Simultaneously, his critics have long pointed out, his youth was spent in 1980s South Africa under apartheid, a brutal white supremacist regime that enforced racial segregation and advantaged the white population at every possible turn.

Details on precisely how Musk's family benefitted from or related to apartheid have remained hazy, though. That's interesting, because it represents a wide blank space in the early life of a now-towering figure who has increasingly become a flashpoint in debates around wealth, inequality, and racial injustice — all topics that loom large in the legacy of apartheid.

That's what makes a new New York Times investigation into Musk's life in South Africa so intriguing.
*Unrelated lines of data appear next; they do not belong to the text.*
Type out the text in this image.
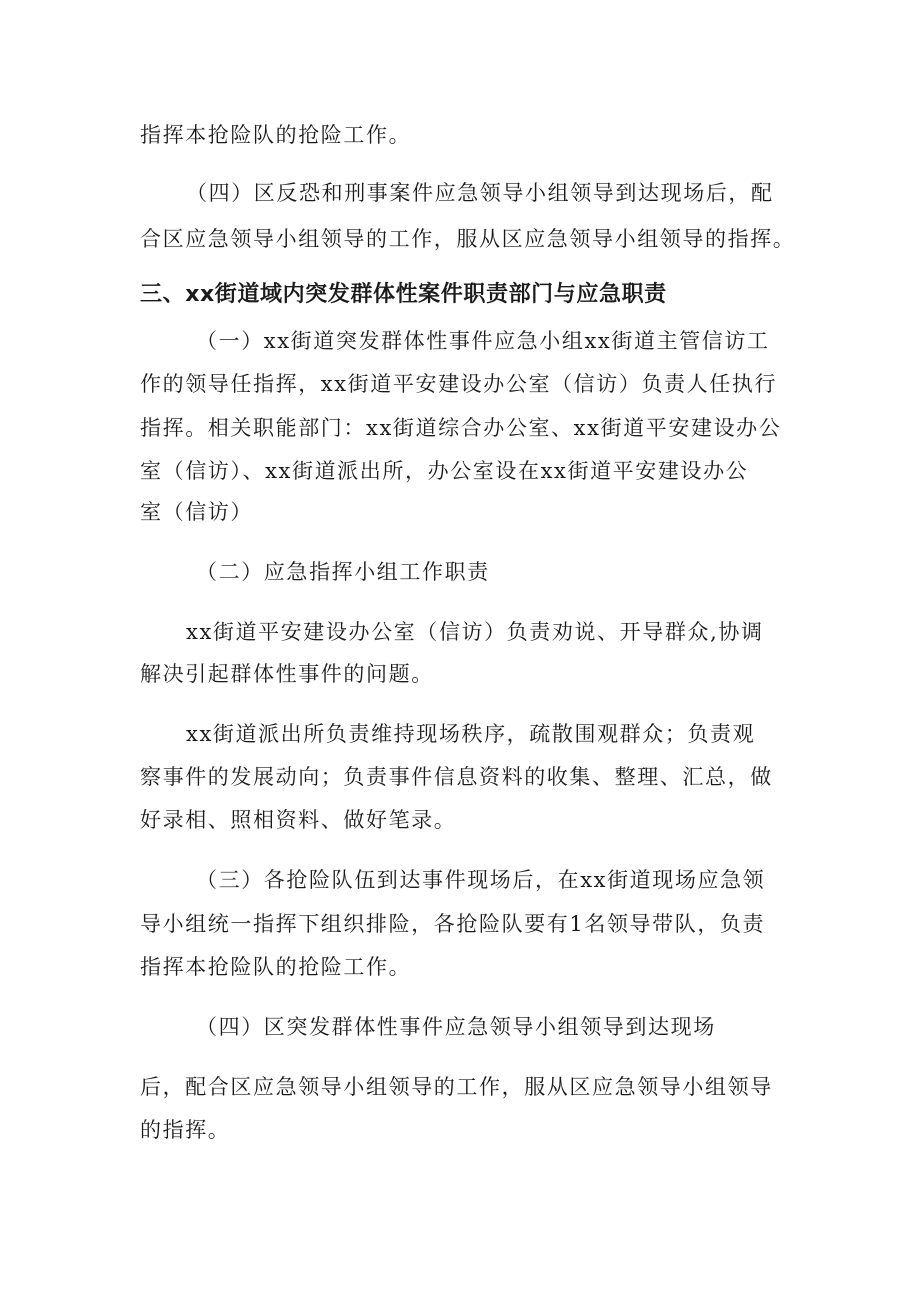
指挥本抢险队的抢险工作。
（四）区反恐和刑事案件应急领导小组领导到达现场后，配
合区应急领导小组领导的工作，服从区应急领导小组领导的指挥。
三、xx街道域内突发群体性案件职责部门与应急职责
（一）xx街道突发群体性事件应急小组xx街道主管信访工
作的领导任指挥，xx街道平安建设办公室（信访）负责人任执行
指挥。相关职能部门：xx街道综合办公室、xx街道平安建设办公
室（信访）、xx街道派出所，办公室设在xx街道平安建设办公
室（信访）
（二）应急指挥小组工作职责
xx街道平安建设办公室（信访）负责劝说、开导群众,协调
解决引起群体性事件的问题。
xx街道派出所负责维持现场秩序，疏散围观群众；负责观
察事件的发展动向；负责事件信息资料的收集、整理、汇总，做
好录相、照相资料、做好笔录。
（三）各抢险队伍到达事件现场后，在xx街道现场应急领
导小组统一指挥下组织排险，各抢险队要有1名领导带队，负责
指挥本抢险队的抢险工作。
（四）区突发群体性事件应急领导小组领导到达现场
后，配合区应急领导小组领导的工作，服从区应急领导小组领导
的指挥。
One main takeaway — that Pretoria and Durban during Musk's childhood and adolescence were indeed starkly segregated, with deep racial divides around wealth and human rights — is unsurprising, but it's still interesting to hear Musk's former associates grappling with those realities in retrospect.

"We were really clueless as white South African teenagers," Musk's Bryanston High School classmate Melanie Cheary told the paper, saying that most Black people they interacted with were servants. "Really clueless."
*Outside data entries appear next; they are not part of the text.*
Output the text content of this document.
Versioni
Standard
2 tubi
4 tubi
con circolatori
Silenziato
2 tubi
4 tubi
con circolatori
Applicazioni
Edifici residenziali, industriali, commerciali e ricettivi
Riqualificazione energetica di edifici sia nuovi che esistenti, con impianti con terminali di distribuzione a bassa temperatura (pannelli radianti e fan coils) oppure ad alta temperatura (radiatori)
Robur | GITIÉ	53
A less intuitive takeaway from the story is that rather than simply going with that flow, it sounds as though the young Musk did, in small ways, sometimes oppose the racist norms of his environment.

Musk's father Errol told the newspaper that the family's children, including the junior Musk, opposed the apartheid system and took pains to plan outings with nonwhite friends so as not to endanger them by running afoul of laws around segregation.

At the same time, Errol himself still sounds a little nostalgic for the days of apartheid, telling the newspaper that South Africa was "mostly better and safer" back in those days.

The most striking passage in the story was recounted by Nyadzani Ranwashe, the brother of a childhood friend of Musk named Asher Mashudu, who was Black.

One time at lunch, a white student used an anti-Black slur, and Mr. Musk chided the student, but then got bullied for doing so, Mr. Ranwashe said.

Mr. Mashudu was killed in a car accident in 1987, and Mr. Ranwashe said he remembered Mr. Musk being one of only a handful of white people who attended the funeral in the family’s rural village.

“It was unheard of during that time,” he said.

Needless to say, there's a lot to unpack here.

On the one hand, Musk's family clearly benefited from a racist system, and it's probably unlikely that without that advantage Musk would have been able to escape to North America and kickstart his illustrious career at web startups, SpaceX and Tesla.

On the other, though, the limited anecdotes uncovered by the NYT also appear to show a young person who at least occasionally went out of his way to oppose a ubiquitously unjust system, with no personal benefit.

As the NYT pointed out, it's particularly difficult to reconcile this information with the man that Musk has now become.

At some points in his career, Musk has presented himself as a milquetoast and somewhat opportunistic centrist, currying favor with president Barack Obama to score political points for his high tech ventures.

But at other times — and particularly recently — he's also flirted with increasingly far-right fringes of the political spectrum. As he's made moves to buy Twitter, for instance, he's flirted with unhinged "pizzagate" conspiracy theorist Mike Cernovich and posted extremely inaccurate analyses that flatter a far right conception of politics.

And that's without getting into a series of headlines about extremely racist treatment of Black employees at Tesla, Musk's electric carmaker, which the company has fought back against legally.

Maybe the simplest explanation is the final analysis of acclaimed Musk biography Ashlee Vance, who wrote the 2015 book "Elon Musk: Tesla, SpaceX, and the Quest for a Fantastic Future."

Vance's read, in the end, was that Musk cares deeply about humanity as a whole, but it willing to treat individuals horribly — or even forge cynical political relationships — to gain ground on what he sees as the civilization-shifting tasks of decarbonizing society and moving humanity off-world.

But that's a worldview, of course, that runs the risk of of zooming out so far that it focuses only on the distant future, ignoring inequality, suffering, and unfair systems here in the present.

"I think his ideas about free speech are very classic liberal and not nuanced," Musk's classmate Terence Beney told the NYT.